Our next step was to implement the game to conduct a proper user testing. Qinwei and I took responsibility of developing the front-end on HTML/CSS/Javascript while 
Jean and Charlie focused on the back-end using Javascript and jQuery. During the implementation, we discovered an issue with the gameplay. It allowed users to conduct a 
trial and error method by an increment of 1 to the coefficient each time. This proved to be very tiresome. So, we allowed the user to type in the coefficient 
themselves by designing typing levels as the second phase after the clicking levels. The final levels that we came up with are shown below.
It was during the implementation of the game that we decided to call it 'Kitchem' - a terrible play on the words Kitchen and Chemistry. You can take a look at what we 
did by clicking on the logo below.

Click on it and check out what we did

Experimental Setup
Our experiment was designed to determine how well students learn through our game, as well as how engaging our game is. We first designed a short three-question 
survey to gather preliminary information about our users. The first question asked about the grade level of the current student, ranging from grades 6-12 or N/A for not 
applicable. The next question asked how familiar users were with chemistry, using a five-point Likert scale ranging from “1 - I’ve never learned or seen it” to “5 - I passed 
with flying colors.” The last question asked more specifically about balancing chemical equations, again on a five-point Likert scale ranging from “1 - What does that mean?” 
to “5 - I could do it in my sleep!”.

We then created a six-question pre and post test to check users’ knowledge of balancing chemical equations before and after they played the game. A comparison between 
the results would let us know if the users’ ability in balancing chemical equations truly improved or not. We got the equations from online tests and ordered them from 
easy to hard. The survey, pretest, and posttest show up only when the user logs into play the game for the very first time.

User Study and Results
We collect data from the following two aspects:
∙ Pretest and posttest logging: For those who have finished both pre and post test, did their performance improve after playing the game?
∙Level logging:
   - How many levels did they complete in the game (engagement)?
   - How much time did they spend on each level (rationality)?

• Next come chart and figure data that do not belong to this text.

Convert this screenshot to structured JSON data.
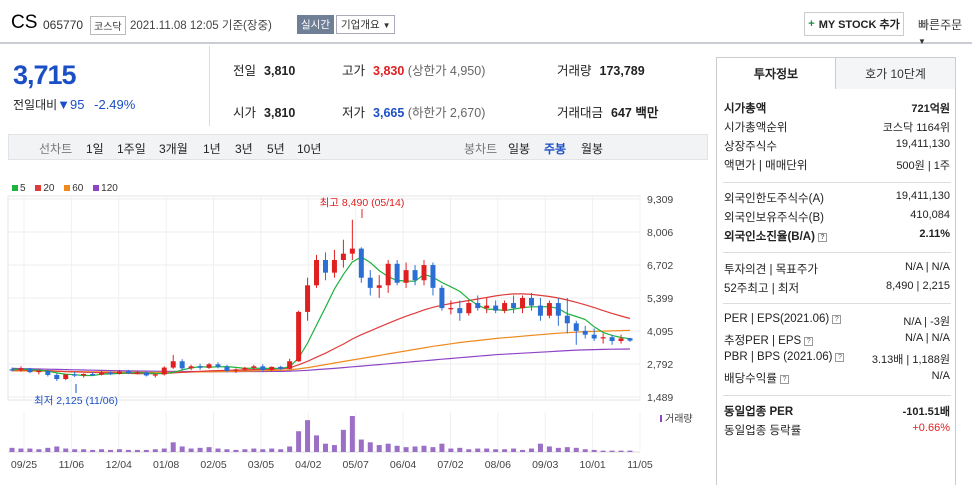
{
  "header": {
    "name": "CS",
    "code": "065770",
    "market": "코스닥",
    "time": "2021.11.08 12:05  기준(장중)",
    "realtime_label": "실시간",
    "overview_label": "기업개요",
    "mystock_label": "MY STOCK 추가",
    "quick_label": "빠른주문"
  },
  "price": {
    "current": "3,715",
    "diff_label": "전일대비",
    "diff_value": "95",
    "diff_rate": "-2.49%"
  },
  "quote": {
    "prev_label": "전일",
    "prev": "3,810",
    "high_label": "고가",
    "high": "3,830",
    "upper_limit": "(상한가 4,950)",
    "volume_label": "거래량",
    "volume": "173,789",
    "open_label": "시가",
    "open": "3,810",
    "low_label": "저가",
    "low": "3,665",
    "lower_limit": "(하한가 2,670)",
    "amount_label": "거래대금",
    "amount": "647 백만"
  },
  "period": {
    "line_label": "선차트",
    "line_items": [
      "1일",
      "1주일",
      "3개월",
      "1년",
      "3년",
      "5년",
      "10년"
    ],
    "candle_label": "봉차트",
    "candle_items": [
      "일봉",
      "주봉",
      "월봉"
    ],
    "selected": "주봉"
  },
  "legend": [
    {
      "label": "5",
      "color": "#1db33d"
    },
    {
      "label": "20",
      "color": "#e03b3b"
    },
    {
      "label": "60",
      "color": "#f08a1c"
    },
    {
      "label": "120",
      "color": "#8e44c6"
    }
  ],
  "chart_data": {
    "type": "candlestick",
    "title": "",
    "y_ticks": [
      "9,309",
      "8,006",
      "6,702",
      "5,399",
      "4,095",
      "2,792",
      "1,489"
    ],
    "ylim": [
      1489,
      9309
    ],
    "x_ticks": [
      "09/25",
      "11/06",
      "12/04",
      "01/08",
      "02/05",
      "03/05",
      "04/02",
      "05/07",
      "06/04",
      "07/02",
      "08/06",
      "09/03",
      "10/01",
      "11/05"
    ],
    "high_annotation": "최고 8,490 (05/14)",
    "low_annotation": "최저 2,125 (11/06)",
    "volume_label": "거래량",
    "candles": [
      [
        2580,
        2650,
        2500,
        2560
      ],
      [
        2560,
        2700,
        2480,
        2620
      ],
      [
        2620,
        2640,
        2430,
        2470
      ],
      [
        2470,
        2560,
        2380,
        2520
      ],
      [
        2520,
        2580,
        2300,
        2360
      ],
      [
        2360,
        2420,
        2125,
        2200
      ],
      [
        2200,
        2400,
        2150,
        2380
      ],
      [
        2380,
        2480,
        2280,
        2340
      ],
      [
        2340,
        2420,
        2260,
        2400
      ],
      [
        2400,
        2470,
        2330,
        2370
      ],
      [
        2370,
        2520,
        2340,
        2450
      ],
      [
        2450,
        2500,
        2360,
        2400
      ],
      [
        2400,
        2560,
        2380,
        2500
      ],
      [
        2500,
        2560,
        2400,
        2440
      ],
      [
        2440,
        2520,
        2380,
        2460
      ],
      [
        2460,
        2490,
        2300,
        2340
      ],
      [
        2340,
        2420,
        2260,
        2380
      ],
      [
        2380,
        2700,
        2340,
        2650
      ],
      [
        2650,
        3150,
        2600,
        2900
      ],
      [
        2900,
        2980,
        2560,
        2620
      ],
      [
        2620,
        2760,
        2550,
        2700
      ],
      [
        2700,
        2800,
        2560,
        2640
      ],
      [
        2640,
        2830,
        2600,
        2780
      ],
      [
        2780,
        2860,
        2620,
        2680
      ],
      [
        2680,
        2760,
        2470,
        2520
      ],
      [
        2520,
        2620,
        2440,
        2580
      ],
      [
        2580,
        2680,
        2520,
        2640
      ],
      [
        2640,
        2760,
        2560,
        2700
      ],
      [
        2700,
        2780,
        2500,
        2560
      ],
      [
        2560,
        2700,
        2500,
        2680
      ],
      [
        2680,
        2720,
        2560,
        2600
      ],
      [
        2600,
        3000,
        2580,
        2900
      ],
      [
        2900,
        4900,
        2880,
        4850
      ],
      [
        4850,
        6200,
        4500,
        5900
      ],
      [
        5900,
        7100,
        5800,
        6900
      ],
      [
        6900,
        7200,
        6100,
        6400
      ],
      [
        6400,
        7300,
        6200,
        6900
      ],
      [
        6900,
        7700,
        6600,
        7150
      ],
      [
        7150,
        8490,
        6900,
        7350
      ],
      [
        7350,
        7400,
        6000,
        6200
      ],
      [
        6200,
        6500,
        5500,
        5800
      ],
      [
        5800,
        6300,
        5400,
        5900
      ],
      [
        5900,
        6900,
        5600,
        6750
      ],
      [
        6750,
        6900,
        5900,
        6000
      ],
      [
        6000,
        6800,
        5800,
        6500
      ],
      [
        6500,
        6700,
        5900,
        6100
      ],
      [
        6100,
        6900,
        5900,
        6700
      ],
      [
        6700,
        6800,
        5500,
        5800
      ],
      [
        5800,
        5900,
        4900,
        5000
      ],
      [
        5000,
        5300,
        4750,
        5000
      ],
      [
        5000,
        5300,
        4500,
        4800
      ],
      [
        4800,
        5300,
        4700,
        5200
      ],
      [
        5200,
        5500,
        4900,
        5000
      ],
      [
        5000,
        5400,
        4800,
        5100
      ],
      [
        5100,
        5300,
        4800,
        4900
      ],
      [
        4900,
        5300,
        4800,
        5200
      ],
      [
        5200,
        5500,
        4800,
        5000
      ],
      [
        5000,
        5500,
        4800,
        5400
      ],
      [
        5400,
        5600,
        4900,
        5100
      ],
      [
        5100,
        5400,
        4500,
        4700
      ],
      [
        4700,
        5300,
        4600,
        5200
      ],
      [
        5200,
        5400,
        4300,
        4700
      ],
      [
        4700,
        5400,
        4000,
        4400
      ],
      [
        4400,
        4500,
        3550,
        4100
      ],
      [
        4100,
        4300,
        3800,
        3950
      ],
      [
        3950,
        4200,
        3700,
        3800
      ],
      [
        3800,
        4000,
        3600,
        3850
      ],
      [
        3850,
        3950,
        3550,
        3700
      ],
      [
        3700,
        3950,
        3600,
        3800
      ],
      [
        3810,
        3830,
        3665,
        3715
      ]
    ],
    "ma5": [
      2580,
      2590,
      2570,
      2550,
      2510,
      2440,
      2390,
      2370,
      2340,
      2340,
      2390,
      2400,
      2420,
      2440,
      2450,
      2440,
      2420,
      2410,
      2460,
      2560,
      2640,
      2690,
      2670,
      2680,
      2690,
      2660,
      2620,
      2630,
      2620,
      2620,
      2620,
      2680,
      3030,
      3620,
      4330,
      5030,
      5750,
      6330,
      6820,
      7020,
      6800,
      6480,
      6240,
      6090,
      6070,
      6060,
      6330,
      6220,
      6010,
      5840,
      5660,
      5350,
      5120,
      4960,
      4950,
      4900,
      4960,
      5020,
      5050,
      5050,
      5060,
      4980,
      4780,
      4670,
      4550,
      4260,
      4040,
      3920,
      3840,
      3790
    ],
    "ma20": [
      2560,
      2555,
      2545,
      2540,
      2530,
      2510,
      2490,
      2480,
      2470,
      2460,
      2450,
      2440,
      2430,
      2420,
      2415,
      2410,
      2410,
      2420,
      2440,
      2460,
      2480,
      2500,
      2520,
      2530,
      2540,
      2550,
      2560,
      2570,
      2580,
      2590,
      2600,
      2640,
      2760,
      2900,
      3060,
      3220,
      3400,
      3580,
      3780,
      3950,
      4100,
      4250,
      4400,
      4540,
      4680,
      4800,
      4930,
      5030,
      5110,
      5180,
      5240,
      5300,
      5360,
      5420,
      5480,
      5530,
      5560,
      5560,
      5540,
      5500,
      5460,
      5400,
      5320,
      5230,
      5130,
      5020,
      4900,
      4790,
      4690,
      4590
    ],
    "ma60": [
      2520,
      2518,
      2515,
      2512,
      2508,
      2503,
      2498,
      2493,
      2488,
      2484,
      2480,
      2476,
      2473,
      2470,
      2468,
      2466,
      2465,
      2466,
      2468,
      2471,
      2475,
      2480,
      2486,
      2492,
      2498,
      2505,
      2512,
      2519,
      2526,
      2534,
      2542,
      2560,
      2600,
      2650,
      2710,
      2770,
      2830,
      2890,
      2950,
      3010,
      3070,
      3130,
      3190,
      3250,
      3310,
      3370,
      3430,
      3490,
      3540,
      3590,
      3640,
      3680,
      3720,
      3760,
      3800,
      3830,
      3860,
      3890,
      3920,
      3950,
      3980,
      4010,
      4030,
      4050,
      4070,
      4080,
      4090,
      4100,
      4110,
      4120
    ],
    "ma120": [
      2620,
      2612,
      2604,
      2596,
      2588,
      2580,
      2572,
      2564,
      2556,
      2548,
      2540,
      2533,
      2527,
      2521,
      2515,
      2510,
      2506,
      2502,
      2499,
      2497,
      2495,
      2494,
      2493,
      2493,
      2493,
      2494,
      2495,
      2496,
      2498,
      2500,
      2502,
      2510,
      2525,
      2545,
      2570,
      2595,
      2620,
      2650,
      2680,
      2710,
      2740,
      2770,
      2800,
      2830,
      2860,
      2890,
      2920,
      2950,
      2980,
      3010,
      3040,
      3070,
      3100,
      3130,
      3160,
      3180,
      3200,
      3220,
      3240,
      3260,
      3280,
      3300,
      3320,
      3340,
      3350,
      3360,
      3370,
      3375,
      3380,
      3385
    ],
    "volume": [
      6,
      5,
      5,
      4,
      6,
      8,
      5,
      4,
      4,
      3,
      4,
      3,
      4,
      3,
      3,
      3,
      4,
      5,
      14,
      8,
      5,
      6,
      7,
      5,
      4,
      3,
      4,
      5,
      4,
      5,
      4,
      8,
      30,
      46,
      24,
      12,
      10,
      32,
      52,
      18,
      14,
      10,
      12,
      9,
      7,
      8,
      9,
      7,
      12,
      5,
      6,
      4,
      5,
      5,
      4,
      4,
      5,
      3,
      5,
      12,
      8,
      6,
      7,
      6,
      4,
      3,
      2,
      2,
      2,
      2
    ]
  },
  "panel": {
    "tab_info": "투자정보",
    "tab_hoga": "호가 10단계",
    "rows1": [
      {
        "k": "시가총액",
        "v": "721억원",
        "bold": true
      },
      {
        "k": "시가총액순위",
        "v": "코스닥 1164위"
      },
      {
        "k": "상장주식수",
        "v": "19,411,130"
      },
      {
        "k": "액면가 | 매매단위",
        "v": "500원 | 1주"
      }
    ],
    "rows2": [
      {
        "k": "외국인한도주식수(A)",
        "v": "19,411,130"
      },
      {
        "k": "외국인보유주식수(B)",
        "v": "410,084"
      },
      {
        "k": "외국인소진율(B/A)",
        "v": "2.11%",
        "bold": true,
        "icon": true
      }
    ],
    "rows3": [
      {
        "k": "투자의견 | 목표주가",
        "v": "N/A | N/A"
      },
      {
        "k": "52주최고 | 최저",
        "v": "8,490 | 2,215"
      }
    ],
    "rows4": [
      {
        "k": "PER | EPS(2021.06)",
        "v": "N/A | -3원",
        "icon": true
      },
      {
        "k": "추정PER | EPS",
        "v": "N/A | N/A",
        "icon": true
      },
      {
        "k": "PBR | BPS (2021.06)",
        "v": "3.13배 | 1,188원",
        "icon": true
      },
      {
        "k": "배당수익률",
        "v": "N/A",
        "icon": true
      }
    ],
    "rows5": [
      {
        "k": "동일업종 PER",
        "v": "-101.51배",
        "bold": true
      },
      {
        "k": "동일업종 등락률",
        "v": "+0.66%",
        "red": true
      }
    ]
  },
  "colors": {
    "up": "#e02020",
    "down": "#1b4fc5",
    "accent": "#1b4fc5"
  }
}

We put the game on Reddit, and reached over 1000 players in two days. Unfortunately, the study data can't be shared. However, a brief synopsis can be provided:
We discovered that the game mostly improved the users’ abilities to balance chemical equations by 50%. We learned that the game was engaging, although we could 
improve on the user flow. It was hard to tell if the game effectively taught how to balance chemical equations as we need more formal testing with our target audience. 
Many users were impressed by the novelty of the game. They were positively surprised when they noticed how the game progressed from food to chemical equations. In 
fact, one of the users was a chemistry professor teaching middle schoolers who said that he would ensure that all his students used our game to learn balancing 
chemical equations!
Conclusions and Future Work
For a designer, there is no better validation of your work than seeing your users feel impressed by your product in an ocean of technological solutions. 

The feedback we got from our Reddit users provided us with this validation. People helped us debug the game, teachers showed interest to use this as a instructional 
material and some users said they could have done better in chemistry if they had this game while they learning balancing chemical equations.

However, since we never had the chance to test it on real middle schoolers, it is too early to say if this game truly helps users to learn. A formal user test is needed to see 
if this game really helps users learn.